Had been around since the Iliad at

Least.  (Paul’s wormwood slopped to anaesthesia

In later decades.)  The arrogant boy

Thought he’d created something wholly new,

Ignoring the fact that his druggy ploy

Turned poetry to troubled prosy spew.

..Paul embraced the boy’s grandiloquent fiction.

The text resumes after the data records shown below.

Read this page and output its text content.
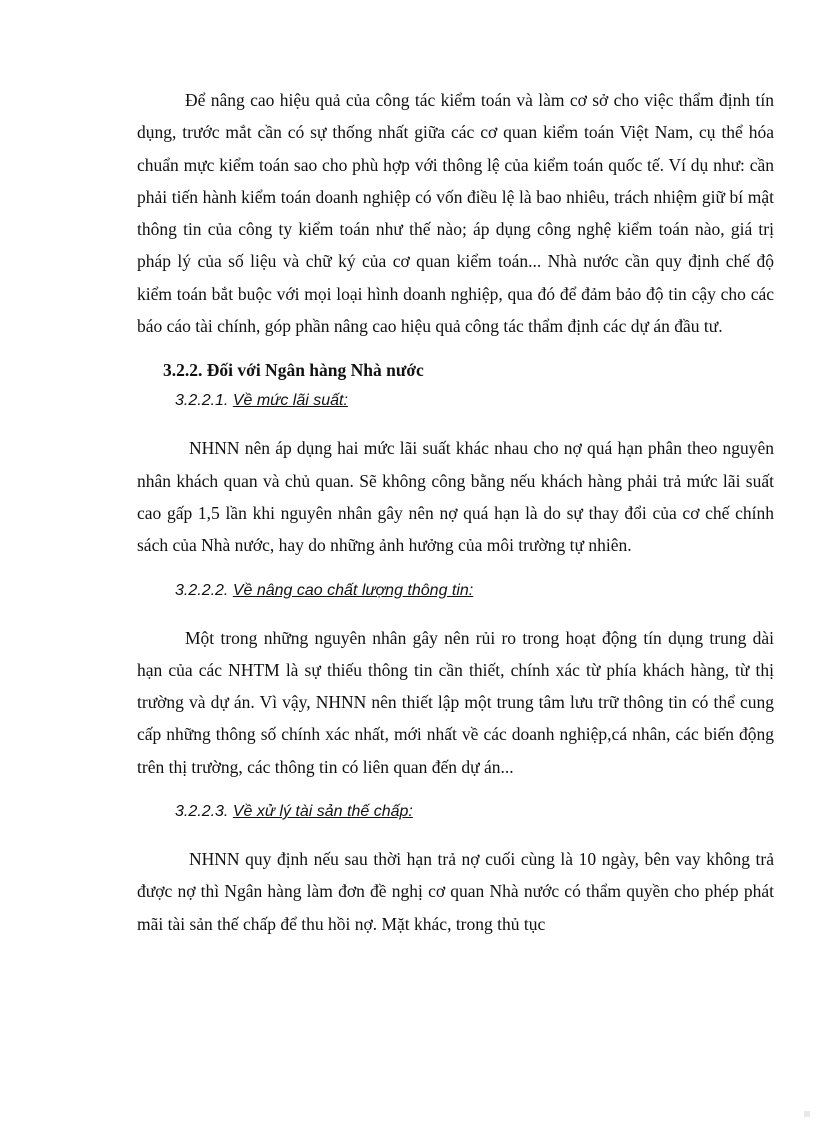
Để nâng cao hiệu quả của công tác kiểm toán và làm cơ sở cho việc thẩm định tín dụng, trước mắt cần có sự thống nhất giữa các cơ quan kiểm toán Việt Nam, cụ thể hóa chuẩn mực kiểm toán sao cho phù hợp với thông lệ của kiểm toán quốc tế. Ví dụ như: cần phải tiến hành kiểm toán doanh nghiệp có vốn điều lệ là bao nhiêu, trách nhiệm giữ bí mật thông tin của công ty kiểm toán như thế nào; áp dụng công nghệ kiểm toán nào, giá trị pháp lý của số liệu và chữ ký của cơ quan kiểm toán... Nhà nước cần quy định chế độ kiểm toán bắt buộc với mọi loại hình doanh nghiệp, qua đó để đảm bảo độ tin cậy cho các báo cáo tài chính, góp phần nâng cao hiệu quả công tác thẩm định các dự án đầu tư.

3.2.2. Đối với Ngân hàng Nhà nước
3.2.2.1. Về mức lãi suất:

NHNN nên áp dụng hai mức lãi suất khác nhau cho nợ quá hạn phân theo nguyên nhân khách quan và chủ quan. Sẽ không công bằng nếu khách hàng phải trả mức lãi suất cao gấp 1,5 lần khi nguyên nhân gây nên nợ quá hạn là do sự thay đổi của cơ chế chính sách của Nhà nước, hay do những ảnh hưởng của môi trường tự nhiên.

3.2.2.2. Về nâng cao chất lượng thông tin:

Một trong những nguyên nhân gây nên rủi ro trong hoạt động tín dụng trung dài hạn của các NHTM là sự thiếu thông tin cần thiết, chính xác từ phía khách hàng, từ thị trường và dự án. Vì vậy, NHNN nên thiết lập một trung tâm lưu trữ thông tin có thể cung cấp những thông số chính xác nhất, mới nhất về các doanh nghiệp,cá nhân, các biến động trên thị trường, các thông tin có liên quan đến dự án...

3.2.2.3. Về xử lý tài sản thế chấp:

NHNN quy định nếu sau thời hạn trả nợ cuối cùng là 10 ngày, bên vay không trả được nợ thì Ngân hàng làm đơn đề nghị cơ quan Nhà nước có thẩm quyền cho phép phát mãi tài sản thế chấp để thu hồi nợ. Mặt khác, trong thủ tục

….Poetry suffers still from the affliction.

16

   “L’allée est sans fin” ~ Verlaine

What kind of place is fit for hommes who want

To make a London nest together, one

Where poetry is brooded, a romaunt

Perhaps, or maybe some phenomenon

Of love unheard of till they break fresh ground

Of ache, and joy, and verse.  Behold, a new

Creation soaked in alcohol is found

Inside their room which, smelling like a zoo,

Will linger as a palace made of sweat

And agony and ugliness—and sweets

Which no one else has tasted, this place set

In infamy and history that Keats

Could never have experienced.  Their thighs

And tongues sought everything that stupefies.

17

           The Shining

While Arthur wears a top hat, Paul has shoes

Shined—nothing here of poetry.  A pipe

Pollutes the air, unpoetically.  Booze

Ain’t that poetic either, both guys ripe

With body odor.  Try to write some verse

With immortality on that.  Still it’s only

10.  Things could be decidedly worse

By midnight.  Then they could both be lonely,

One left behind, penniless as a rat,

The other on a boat to Belgium and

Doomed.  That’s what happened.  Rimbaud’s lines went “Splat”

Cartoonishly and Verlaine’s life went bland

When prison ended.  There on Cannon Street

They didn’t know their lives would turn to bleat.

18

The Autumn Sings Exhilaration

“Scarcely sad the autumn seems
Gently recurring”  ~ Paul Verlaine, “La fuite est verdatre et rose,” Romances sans paroles

The autumn sings exhilaration through
Its own potential sadness.  This time fall
Is focusing on frantic leaves and blue
Of sky so bright the season would forestall
All death, especially the death of love.
My man is here beside me in my bed,
Beside me as we write our lines above
The poetry and music from the head,
The poetry from marrow, semen, blood
And Northern Lights.  My hand composes blond,
Pale, blue, and comet sounds.  His stuff is thud
And butchery—and everything beyond.
..This autumn will be infamous and wild
….In stanzas and our passions now reviled.